In wet habitats, on leaf sheathes of Juncus, Carex, Deschampsia etc. It has been recorded from Norway (Emmett et al. 2008: 369), but there are no records in The Norwegian Mycological Database. Seems to be very rare in Europe.
Pileus 2-7 mm across, bell-shaped to convex, with or without a small umbo, shallowly sulcate, little translucent-striate, delicately pruinose, glabrescent, vinaceous buff, pale pink or greyish sepia brown, sometimes fuscous black at the centre. Odour and taste indistinctive. Lamellae 8-9 reaching the stipe, ascending, becoming subhorizontal, broadly adnate, decurrent with a short tooth, white to pinkish, the edge concave, concolorous. Stipe up to 30 x 0.5 mm, cartilaginous, equal for the greater part, straight to somewhat flexuous, pruinose at the apex and near the base, glabrescent, vinaceous buff above, greyish sepia to fuscous black below, the base attached to the substratum by a patch of radiating, greyish fibrils.
Basidia 18-22 x 8-9 μm, broadly clavate, 4-spored. Spores 8-9 x 4-4.6 μm, elongated pip-shaped, smooth, amyloid. Cheilocystidia 13.5-27 x 6.5-11.5 μm, forming a sterile band, subcylindrical, clavate, obpyriform, somewhat irregularly shaped, covered with comparatively few, evenly to unevenly spaced, simple to branched, cylindrical, straight to curved excrescences 1-7 x 1-1.8 μm. Pleurocystidia absent. Lamellar trama dextrinoid, vinescent in Melzer's reagent. Hyphae of the pileipellis 1.5-8 μm wide, the narrower much branched, more or less densely covered with warts or cylindrical excrescences 1-5.5 x 1-1.8 μm. Hyphae of the cortical layer of the stipe up to 3.5 μm wide, diverticulate, excrescences up to 3.5 x 1.8 μm, the terminal cells not inflated, 3.5-4.5 μm wide, diverticulate. Clamp connections abundant.

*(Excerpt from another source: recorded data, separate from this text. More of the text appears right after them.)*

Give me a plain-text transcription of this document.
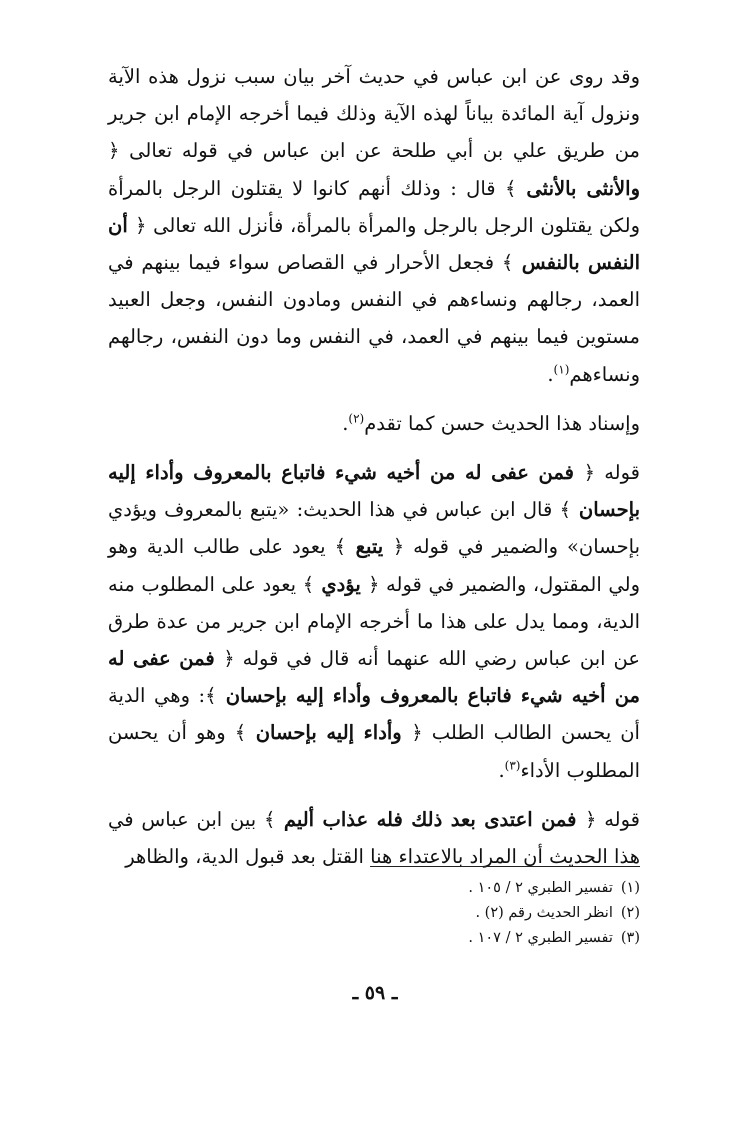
وقد روى عن ابن عباس في حديث آخر بيان سبب نزول هذه الآية ونزول آية المائدة بياناً لهذه الآية وذلك فيما أخرجه الإمام ابن جرير من طريق علي بن أبي طلحة عن ابن عباس في قوله تعالى ﴿ والأنثى بالأنثى ﴾ قال : وذلك أنهم كانوا لا يقتلون الرجل بالمرأة ولكن يقتلون الرجل بالرجل والمرأة بالمرأة، فأنزل الله تعالى ﴿ أن النفس بالنفس ﴾ فجعل الأحرار في القصاص سواء فيما بينهم في العمد، رجالهم ونساءهم في النفس ومادون النفس، وجعل العبيد مستوين فيما بينهم في العمد، في النفس وما دون النفس، رجالهم ونساءهم$^{(١)}$.

وإسناد هذا الحديث حسن كما تقدم$^{(٢)}$.

قوله ﴿ فمن عفى له من أخيه شيء فاتباع بالمعروف وأداء إليه بإحسان ﴾ قال ابن عباس في هذا الحديث: «يتبع بالمعروف ويؤدي بإحسان» والضمير في قوله ﴿ يتبع ﴾ يعود على طالب الدية وهو ولي المقتول، والضمير في قوله ﴿ يؤدي ﴾ يعود على المطلوب منه الدية، ومما يدل على هذا ما أخرجه الإمام ابن جرير من عدة طرق عن ابن عباس رضي الله عنهما أنه قال في قوله ﴿ فمن عفى له من أخيه شيء فاتباع بالمعروف وأداء إليه بإحسان ﴾: وهي الدية أن يحسن الطالب الطلب ﴿ وأداء إليه بإحسان ﴾ وهو أن يحسن المطلوب الأداء$^{(٣)}$.

قوله ﴿ فمن اعتدى بعد ذلك فله عذاب أليم ﴾ بين ابن عباس في هذا الحديث أن المراد بالاعتداء هنا القتل بعد قبول الدية، والظاهر

(١)تفسير الطبري ٢ / ١٠٥ .
(٢)انظر الحديث رقم (٢) .
(٣)تفسير الطبري ٢ / ١٠٧ .
ـ ٥٩ ـ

I have never seen material of M. juncicola, and the description above is based entirely on Maas Geesteranus (1986 a). His microscopic observations were based on one Polish collection that, according to the author, probably was not quite mature, and hence the spores may be somewhat larger in other collections.

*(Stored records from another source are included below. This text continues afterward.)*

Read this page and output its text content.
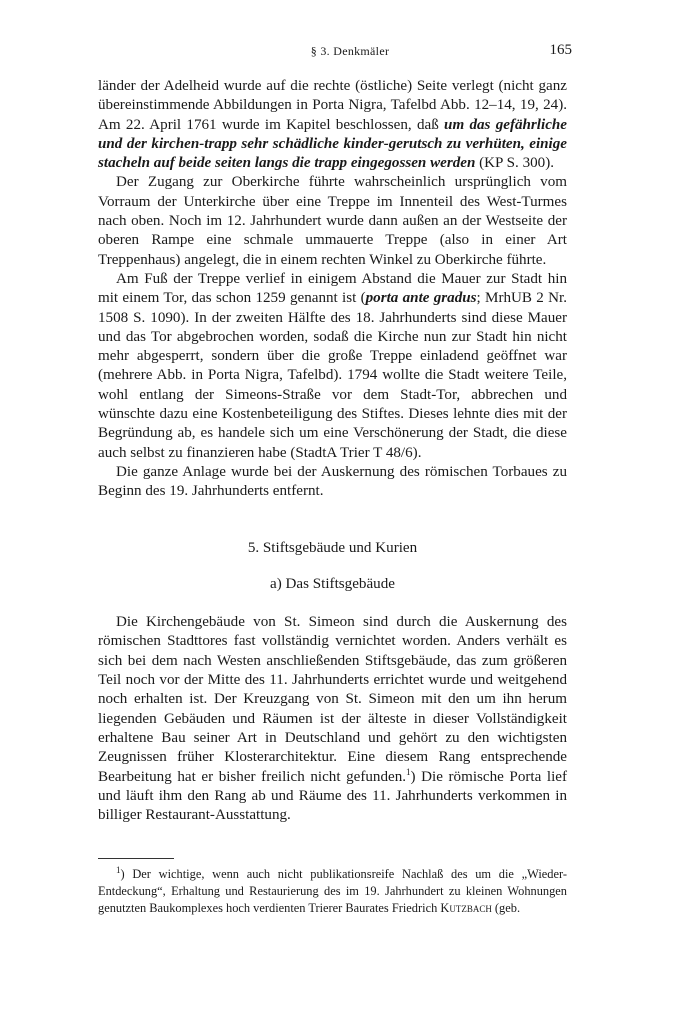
§ 3. Denkmäler	165

länder der Adelheid wurde auf die rechte (östliche) Seite verlegt (nicht ganz übereinstimmende Abbildungen in Porta Nigra, Tafelbd Abb. 12–14, 19, 24). Am 22. April 1761 wurde im Kapitel beschlossen, daß um das gefährliche und der kirchen-trapp sehr schädliche kinder-gerutsch zu verhüten, einige stacheln auf beide seiten langs die trapp eingegossen werden (KP S. 300).

Der Zugang zur Oberkirche führte wahrscheinlich ursprünglich vom Vorraum der Unterkirche über eine Treppe im Innenteil des West-Turmes nach oben. Noch im 12. Jahrhundert wurde dann außen an der Westseite der oberen Rampe eine schmale ummauerte Treppe (also in einer Art Treppenhaus) angelegt, die in einem rechten Winkel zu Oberkirche führte.

Am Fuß der Treppe verlief in einigem Abstand die Mauer zur Stadt hin mit einem Tor, das schon 1259 genannt ist (porta ante gradus; MrhUB 2 Nr. 1508 S. 1090). In der zweiten Hälfte des 18. Jahrhunderts sind diese Mauer und das Tor abgebrochen worden, sodaß die Kirche nun zur Stadt hin nicht mehr abgesperrt, sondern über die große Treppe einladend geöffnet war (mehrere Abb. in Porta Nigra, Tafelbd). 1794 wollte die Stadt weitere Teile, wohl entlang der Simeons-Straße vor dem Stadt-Tor, abbrechen und wünschte dazu eine Kostenbeteiligung des Stiftes. Dieses lehnte dies mit der Begründung ab, es handele sich um eine Verschönerung der Stadt, die diese auch selbst zu finanzieren habe (StadtA Trier T 48/6).

Die ganze Anlage wurde bei der Auskernung des römischen Torbaues zu Beginn des 19. Jahrhunderts entfernt.

5. Stiftsgebäude und Kurien

a) Das Stiftsgebäude

Die Kirchengebäude von St. Simeon sind durch die Auskernung des römischen Stadttores fast vollständig vernichtet worden. Anders verhält es sich bei dem nach Westen anschließenden Stiftsgebäude, das zum größeren Teil noch vor der Mitte des 11. Jahrhunderts errichtet wurde und weitgehend noch erhalten ist. Der Kreuzgang von St. Simeon mit den um ihn herum liegenden Gebäuden und Räumen ist der älteste in dieser Vollständigkeit erhaltene Bau seiner Art in Deutschland und gehört zu den wichtigsten Zeugnissen früher Klosterarchitektur. Eine diesem Rang entsprechende Bearbeitung hat er bisher freilich nicht gefunden.$^1$) Die römische Porta lief und läuft ihm den Rang ab und Räume des 11. Jahrhunderts verkommen in billiger Restaurant-Ausstattung.

$^1$) Der wichtige, wenn auch nicht publikationsreife Nachlaß des um die „Wieder-Entdeckung“, Erhaltung und Restaurierung des im 19. Jahrhundert zu kleinen Wohnungen genutzten Baukomplexes hoch verdienten Trierer Baurates Friedrich Kutzbach (geb.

Corriol (2000) reported on one collection from France and provided an excellent photo. His description was an important addition to the poor knowledge of this very rare species. The pileus was described as pale pink; up to 12 lamellae were reaching the stipe; they were arcuate, subdecurrent, concolorous with the pileus and with a somewhat darker pink edge; the stipe was pinkish-hyaline. The spores were measured to 8.5-11.5 x 3.5-4.5 μm, Q=2.1-3.1 (larger than in the Polish collection), and the hyphae of the cortical layer of the stipe had longer excrescences.
Mycena juncicola belongs to a small group of tiny, pinkish, vinaceous coloured species growing on monocotyledoneae in wetlands. All species are rare, and there are not many collections available, so the differences are probably not yet completely understood. Because of the small size these species are not easy to describe and identify. The colours can vary, both of the pileus, the lamellae and the stipe, and the attachment of the lamellae is not a decisive feature. The attachement of the stipe to the substrate is not always easy to observe. These species are in great need of further studies.
M. riparia Maas Geest. is supposed to have a more pinkish cap. In addition it differs in having more irregularly shaped cheilocystidia, clavate to subglobose caulocystidia 6.5-11 μm wide, and in lacking clamp connections.
M. tubarioides (Maire) Kühner can be identified on account of the gelatinous matter covering the hyphae of the pileipellis, the gelatinous lamellar edge, the arcuate, very broad lamellae, differently shaped cheilocystidia and the larger spores.
The North American species M. culmigena Maas Geest. can be separated from M. juncicola because of somewhat larger spores and more regularly and symmetrically shaped cheilocystidia. In addition Maas Geesteranus (1986 a) noted that the hyphae of the basal disc of M. juncicola were clamped, with colourless cell-walls, while they are clampless and with brown cell-walls in M. culmigena.
Redhead (1980) described the new species M. cariciophila, which Maas Geesteranus (1986 a) put into the synonymy of M. juncicola.